Ashton raised the steel and brought it down on the three figures in turn, watching them collapse in a pool of richly coloured blood.

He did not kneel, did not beg, did not apologise. The hunter dropped his makeshift weapon and headed for the front door. As he opened it, in a final movement, he looked behind him.

"This is not goodbye. I'll be back to see you soon enough, for now, let me enjoy the moment."

As the light returned to his eyes, he looked at the form of the blonde woman before him.

"You have been forgiven," he heard her say in the distance.

And he hugged her as tightly as he could, using her as an anchor. Nothing else mattered. Then he felt her arms tighten behind his back, returning the embrace.

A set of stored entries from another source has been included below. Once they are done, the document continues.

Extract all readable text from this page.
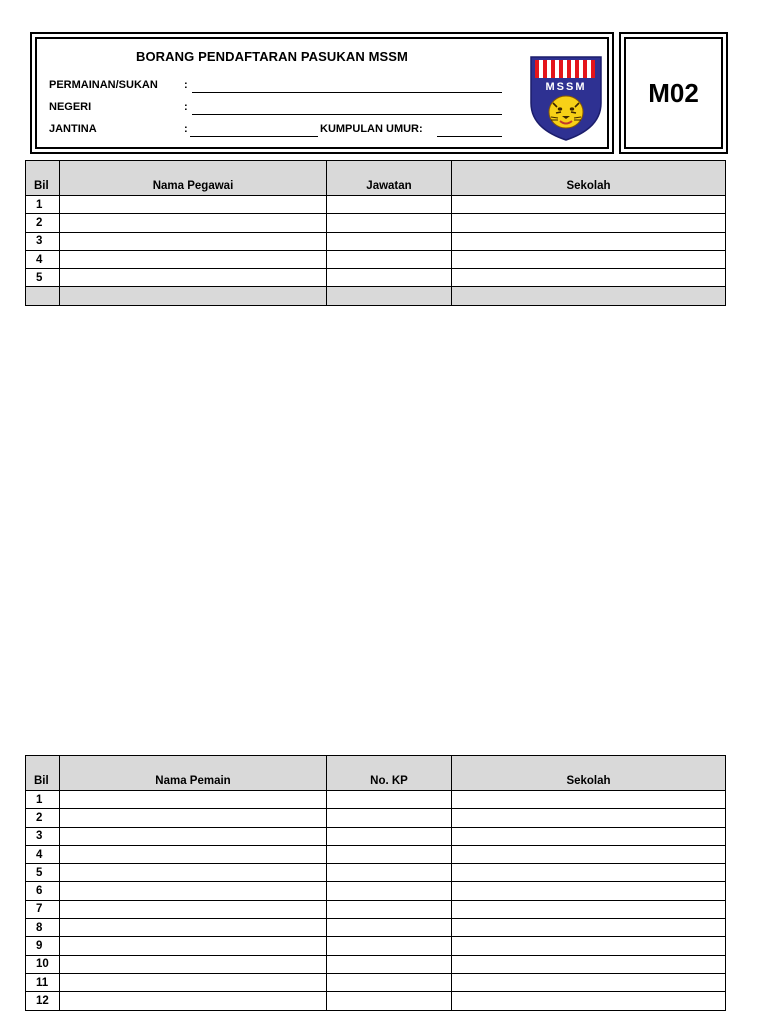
BORANG PENDAFTARAN PASUKAN MSSM
PERMAINAN/SUKAN :
NEGERI	:
JANTINA	:	KUMPULAN UMUR:
MSSM	M02
Bil	Nama Pegawai	Jawatan	Sekolah
1			
2			
3			
4			
5			

Bil	Nama Pemain	No. KP	Sekolah
1			
2			
3			
4			
5			
6			
7			
8			
9			
10			
11			
12			
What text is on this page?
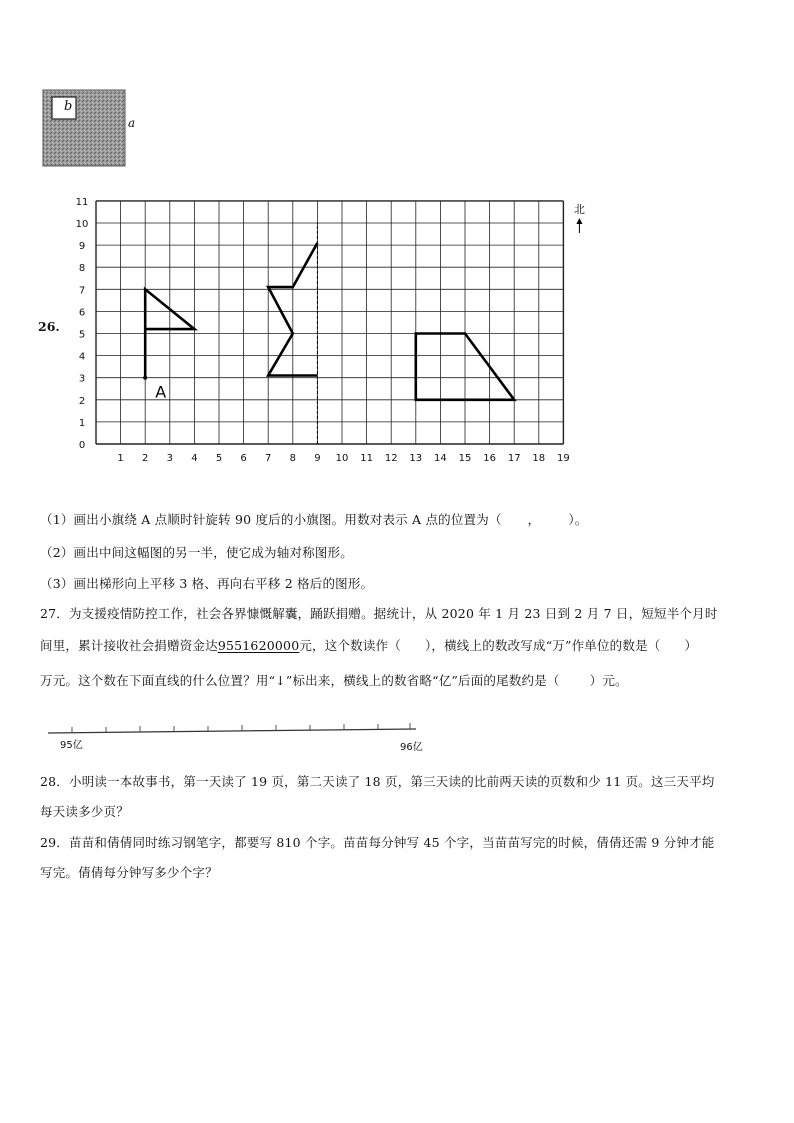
b
a
26.
1 2 3 4 5 6 7 8 9 10 11 12 13 14 15 16 17 18 19
0
1
2
3
4
5
6
7
8
9
10
11
A
北
（1）画出小旗绕 A 点顺时针旋转 90 度后的小旗图。用数对表示 A 点的位置为（ ， ）。
（2）画出中间这幅图的另一半，使它成为轴对称图形。
（3）画出梯形向上平移 3 格、再向右平移 2 格后的图形。
27．为支援疫情防控工作，社会各界慷慨解囊，踊跃捐赠。据统计，从 2020 年 1 月 23 日到 2 月 7 日，短短半个月时
间里，累计接收社会捐赠资金达9551620000元，这个数读作（ ），横线上的数改写成“万”作单位的数是（ ）
万元。这个数在下面直线的什么位置？用“↓”标出来，横线上的数省略“亿”后面的尾数约是（ ）元。
95亿	96亿
28．小明读一本故事书，第一天读了 19 页，第二天读了 18 页，第三天读的比前两天读的页数和少 11 页。这三天平均
每天读多少页？
29．苗苗和倩倩同时练习钢笔字，都要写 810 个字。苗苗每分钟写 45 个字，当苗苗写完的时候，倩倩还需 9 分钟才能
写完。倩倩每分钟写多少个字？
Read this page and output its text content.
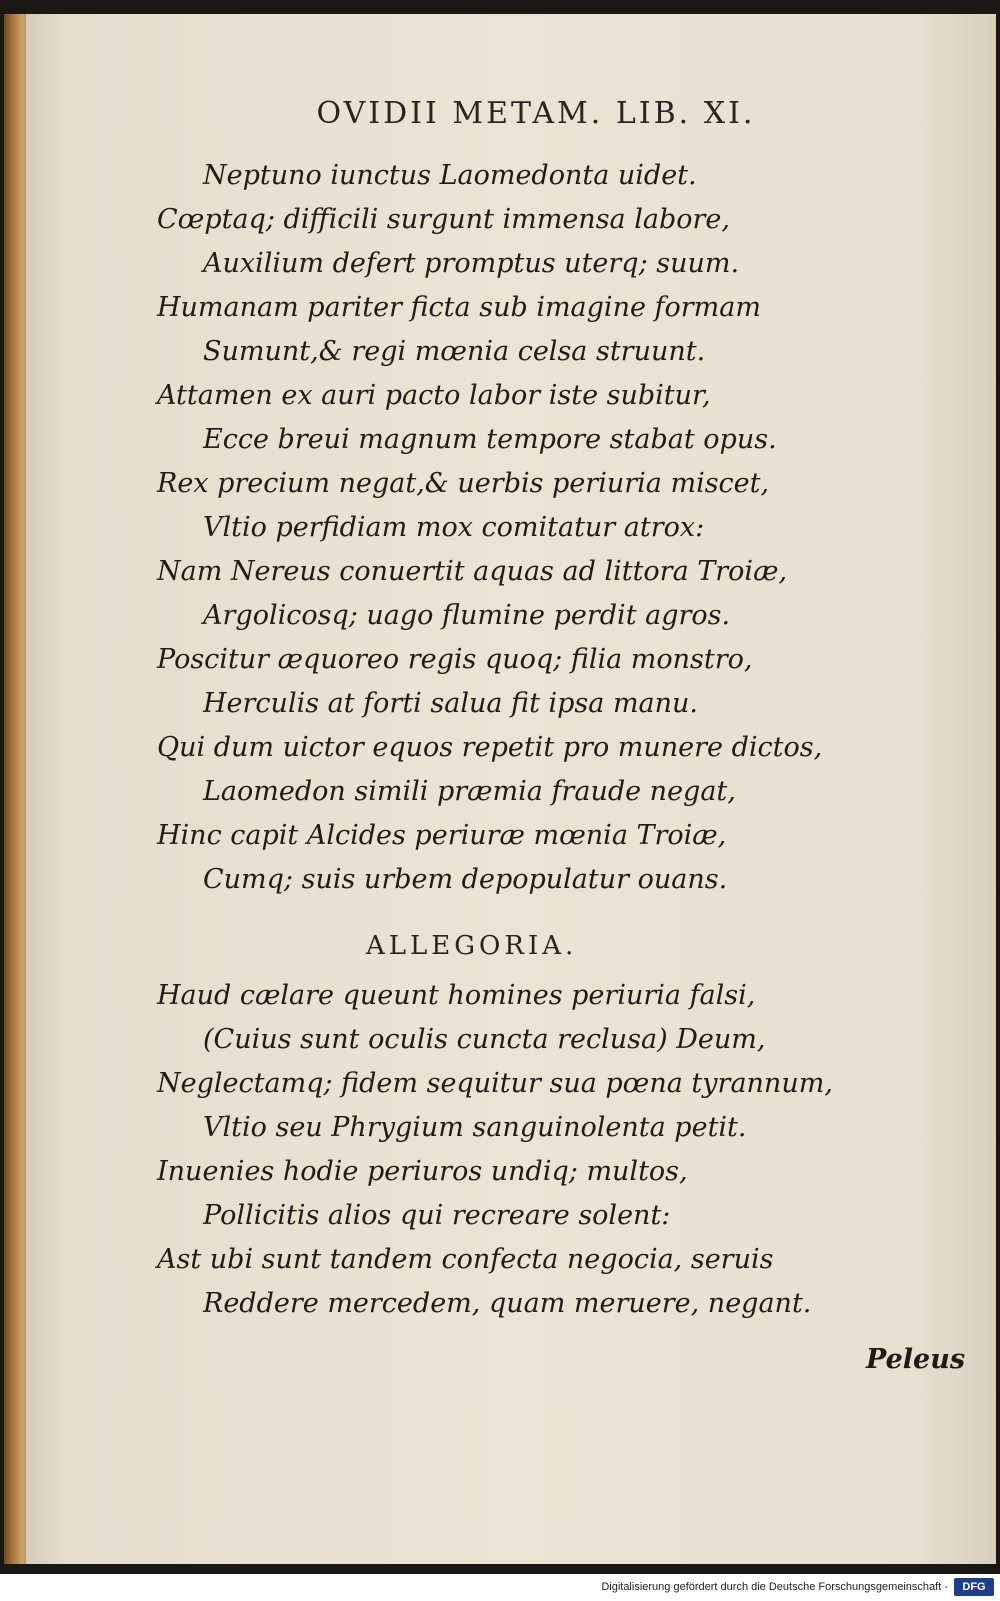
OVIDII METAM. LIB. XI.
Neptuno iunctus Laomedonta uidet.
Cœptaq; difficili surgunt immensa labore,
Auxilium defert promptus uterq; suum.
Humanam pariter ficta sub imagine formam
Sumunt,& regi mœnia celsa struunt.
Attamen ex auri pacto labor iste subitur,
Ecce breui magnum tempore stabat opus.
Rex precium negat,& uerbis periuria miscet,
Vltio perfidiam mox comitatur atrox:
Nam Nereus conuertit aquas ad littora Troiæ,
Argolicosq; uago flumine perdit agros.
Poscitur æquoreo regis quoq; filia monstro,
Herculis at forti salua fit ipsa manu.
Qui dum uictor equos repetit pro munere dictos,
Laomedon simili præmia fraude negat,
Hinc capit Alcides periuræ mœnia Troiæ,
Cumq; suis urbem depopulatur ouans.
ALLEGORIA.
Haud cælare queunt homines periuria falsi,
(Cuius sunt oculis cuncta reclusa) Deum,
Neglectamq; fidem sequitur sua pœna tyrannum,
Vltio seu Phrygium sanguinolenta petit.
Inuenies hodie periuros undiq; multos,
Pollicitis alios qui recreare solent:
Ast ubi sunt tandem confecta negocia, seruis
Reddere mercedem, quam meruere, negant.
Peleus
Digitalisierung gefördert durch die Deutsche Forschungsgemeinschaft -	DFG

As their fluffy moment came to an end, there was a soft silence between the hunter and the adventurer.

"I... My instincts were first," Ashton said softly, stepping back.

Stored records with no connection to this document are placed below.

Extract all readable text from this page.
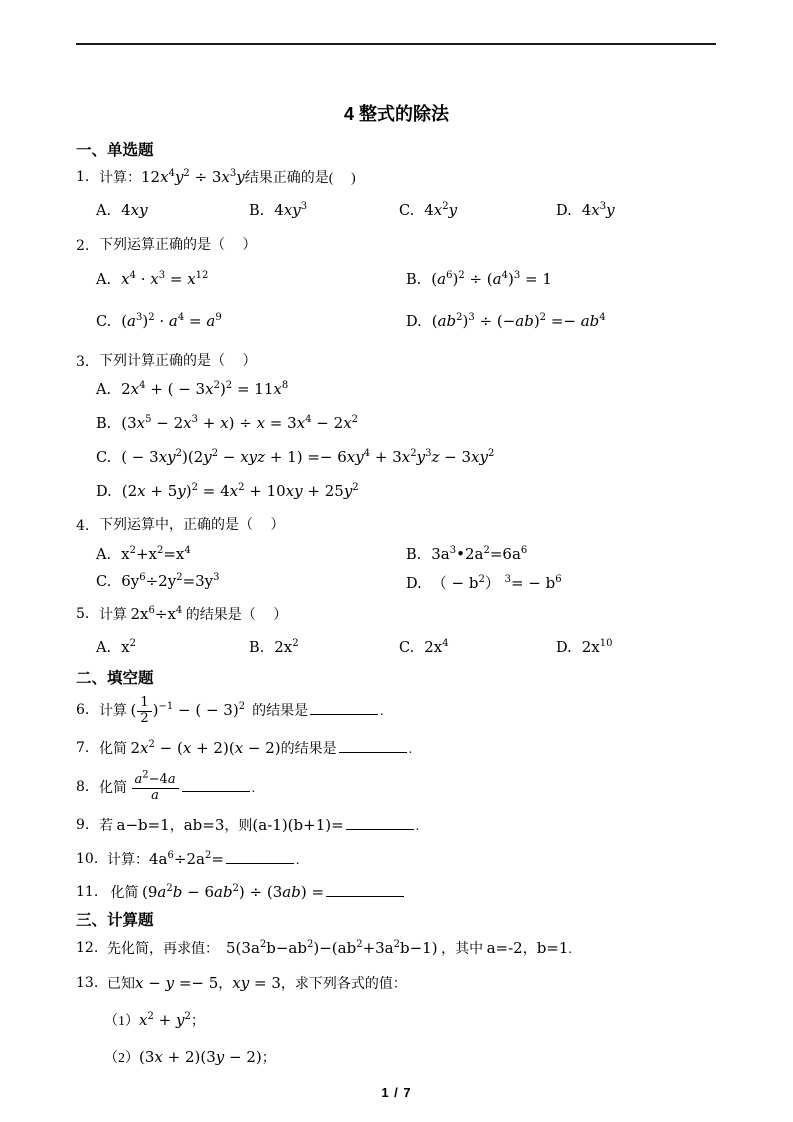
4 整式的除法
一、单选题
1. 计算：$12x^4y^2 \div 3x^3y$结果正确的是(     )
A. 4xy	B. $4xy^3$	C. $4x^2y$	D. $4x^3y$
2. 下列运算正确的是（     ）
A. $x^4 \cdot x^3 = x^{12}$	B. $(a^6)^2 \div (a^4)^3 = 1$
C. $(a^3)^2 \cdot a^4 = a^9$	D. $(ab^2)^3 \div (-ab)^2 =- ab^4$
3. 下列计算正确的是（     ）
A. $2x^4$ + ( − $3x^2)^2 = 11x^8$
B. $(3x^5 - 2x^3 + x) \div x = 3x^4 - 2x^2$
C. ( − $3xy^2)(2y^2$ − xyz + $1) =- 6xy^4 + 3x^2y^3z - 3xy^2$
D. $(2x + 5y)^2 = 4x^2 + 10xy + 25y^2$
4. 下列运算中，正确的是（     ）
A. $x^2+x^2=x^4$	B. $3a^3•2a^2=6a^6$
C. $6y^6\div 2y^2=3y^3$	D. （ − $b^2$） $^3= - b^6$
5. 计算 $2x^6\div x^4$ 的结果是（     ）
A. $x^2$	B. $2x^2$	C. $2x^4$	D. $2x^{10}$
二、填空题
6. 计算 ( $\frac{1}{2} )^{-1}$ − ( − 3)$^2$  的结果是	.
7. 化简 $2x^2 - (x + 2)(x - 2)$的结果是	.
8. 化简 $\frac{a^2-4a}{a}$	.
9. 若 a−b=1，ab=3，则(a-1)(b+1)=	.
10. 计算：$4a^6\div 2a^2=$	.
11. 化简 $(9a^2b - 6ab^2) \div (3ab)$ =
三、计算题
12. 先化简，再求值：  $5(3a^2b-ab^2)-(ab^2+3a^2b-1)$ ，其中 a=-2，b=1.
13. 已知x − y =− 5，xy = 3，求下列各式的值：
$(1)x^2 + y^2$；
（2）(3x + 2)(3y − 2)；
1 / 7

Aiz, who was standing silently in front of him, responded by doing the same.

"Likewise. I... I felt I had to help you. That I could let you do it."

The two sat down, looking at the floor.

"It wasn't just that I was strong that made you do it?" asked Ashton hopefully.

Aiz shook his head.

"No... I think... there's something else. Our common history and our difference in will."

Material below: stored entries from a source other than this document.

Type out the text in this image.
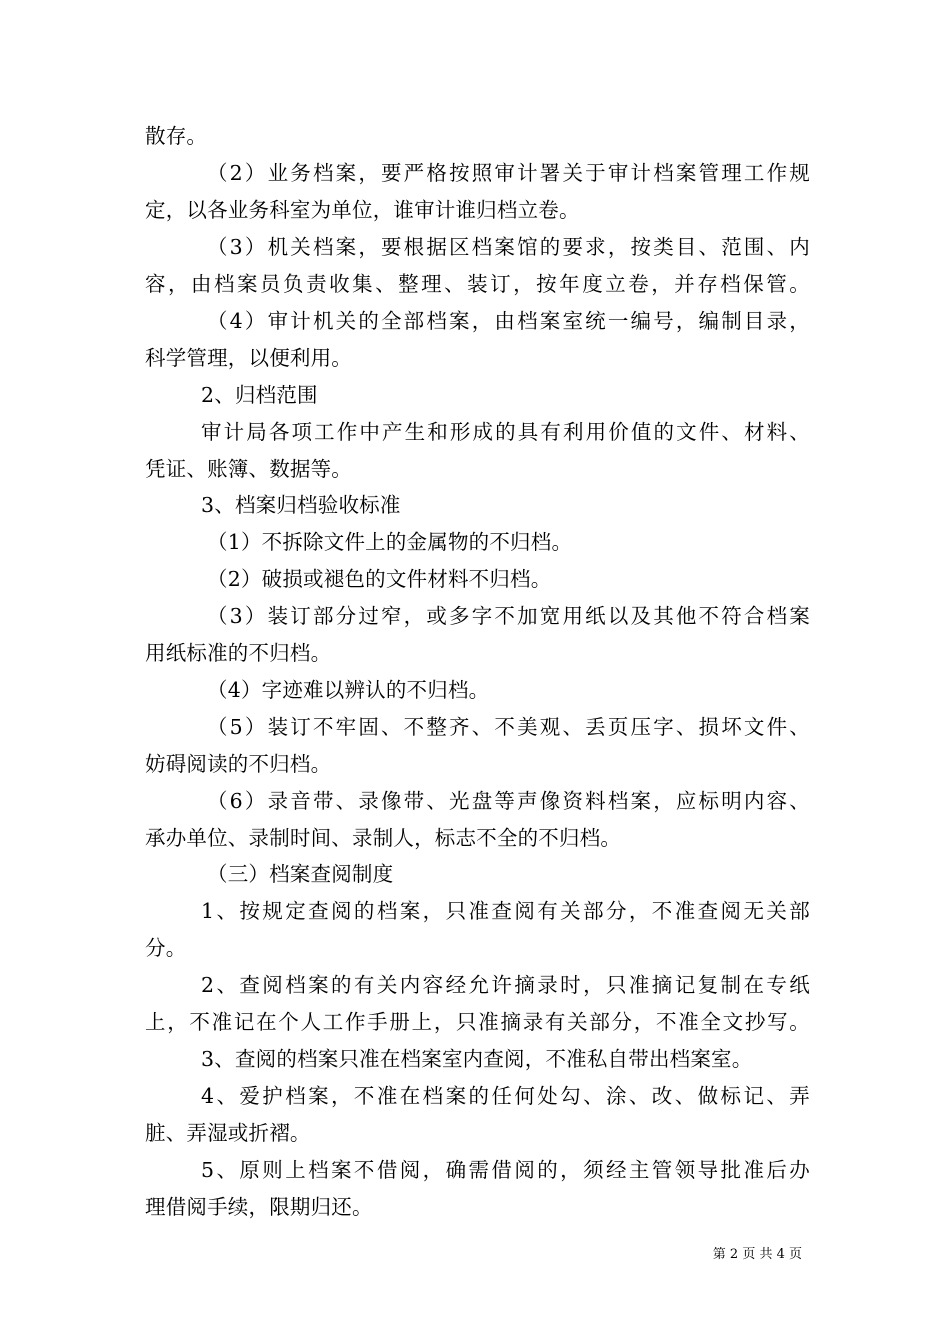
散存。
（2）业务档案，要严格按照审计署关于审计档案管理工作规
定，以各业务科室为单位，谁审计谁归档立卷。
（3）机关档案，要根据区档案馆的要求，按类目、范围、内
容，由档案员负责收集、整理、装订，按年度立卷，并存档保管。
（4）审计机关的全部档案，由档案室统一编号，编制目录，
科学管理，以便利用。
2、归档范围
审计局各项工作中产生和形成的具有利用价值的文件、材料、
凭证、账簿、数据等。
3、档案归档验收标准
（1）不拆除文件上的金属物的不归档。
（2）破损或褪色的文件材料不归档。
（3）装订部分过窄，或多字不加宽用纸以及其他不符合档案
用纸标准的不归档。
（4）字迹难以辨认的不归档。
（5）装订不牢固、不整齐、不美观、丢页压字、损坏文件、
妨碍阅读的不归档。
（6）录音带、录像带、光盘等声像资料档案，应标明内容、
承办单位、录制时间、录制人，标志不全的不归档。
（三）档案查阅制度
1、按规定查阅的档案，只准查阅有关部分，不准查阅无关部
分。
2、查阅档案的有关内容经允许摘录时，只准摘记复制在专纸
上，不准记在个人工作手册上，只准摘录有关部分，不准全文抄写。
3、查阅的档案只准在档案室内查阅，不准私自带出档案室。
4、爱护档案，不准在档案的任何处勾、涂、改、做标记、弄
脏、弄湿或折褶。
5、原则上档案不借阅，确需借阅的，须经主管领导批准后办
理借阅手续，限期归还。
第 2 页 共 4 页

Seeing the incomprehension on the hunter's face she continued.

"I hate monsters, just as you hate beasts. You are like me in that. But... What I don't understand is your will. My hatred has gone numb and still burns while everything in you seems to be off..."

He put his head back.

"It's not extinguished... Simply, appeased. I've given too much to go on."

"Why? Why do you stay back?!" asked Aiz becoming more aggressive.

This was what she couldn't grasp and what made her question herself. He had the strength, the power, but he wasn't using it, seeming to accept his situation fatalistically. Why didn't he want to break and take revenge on those who had wronged him? Why did he seem to be endlessly dwelling on the past and not trying to move forward?

"Because I'm tired."

She widened her eyes for a moment at the look in the hunter's eyes. A scarred person, far beyond her years stood before her.

"I understand your hatred... I've lived it. There was a time when I laughed in the midst of the massacre. Then, everything calmed down when I understood one thing. What I had given in my quest for blood.

He looked at her and had only one sentence.

"What will you do after your hunt?"

She opened her mouth but realised that she could not answer immediately. The blonde had never thought about it. All she cared about was killing the monsters, slaughtering them in hopes of becoming powerful enough to face the black dragon.

But then what?

Aiz had never thought that far ahead. Cutting her off in her thoughts the hunter sighed.

"I'm not saying that hate is bad. It just needs to be directed towards a goal and a will of the moment. So... what are you fighting for? For whom?"

Loki would be his obvious answer, but it felt wrong. For herself? No... She had given up on that. For her mother and father? She herself wasn't sure. Killing monsters had simply become a kind of habit. And it all seemed quite macabre now that she was thinking about it alone.

Ashton sighed. The rising sun was beginning to show through the trees. The hunter stood up.

"We need to head for the village, the wagon will be here soon."


This chapter was a pain to write in the first part, but I'm very pleased with my portrayal of Ashton's madness about his family and the way he deals with it. This chapter laid the groundwork for the feelings between the two and showed that they each felt something new that they will need to understand!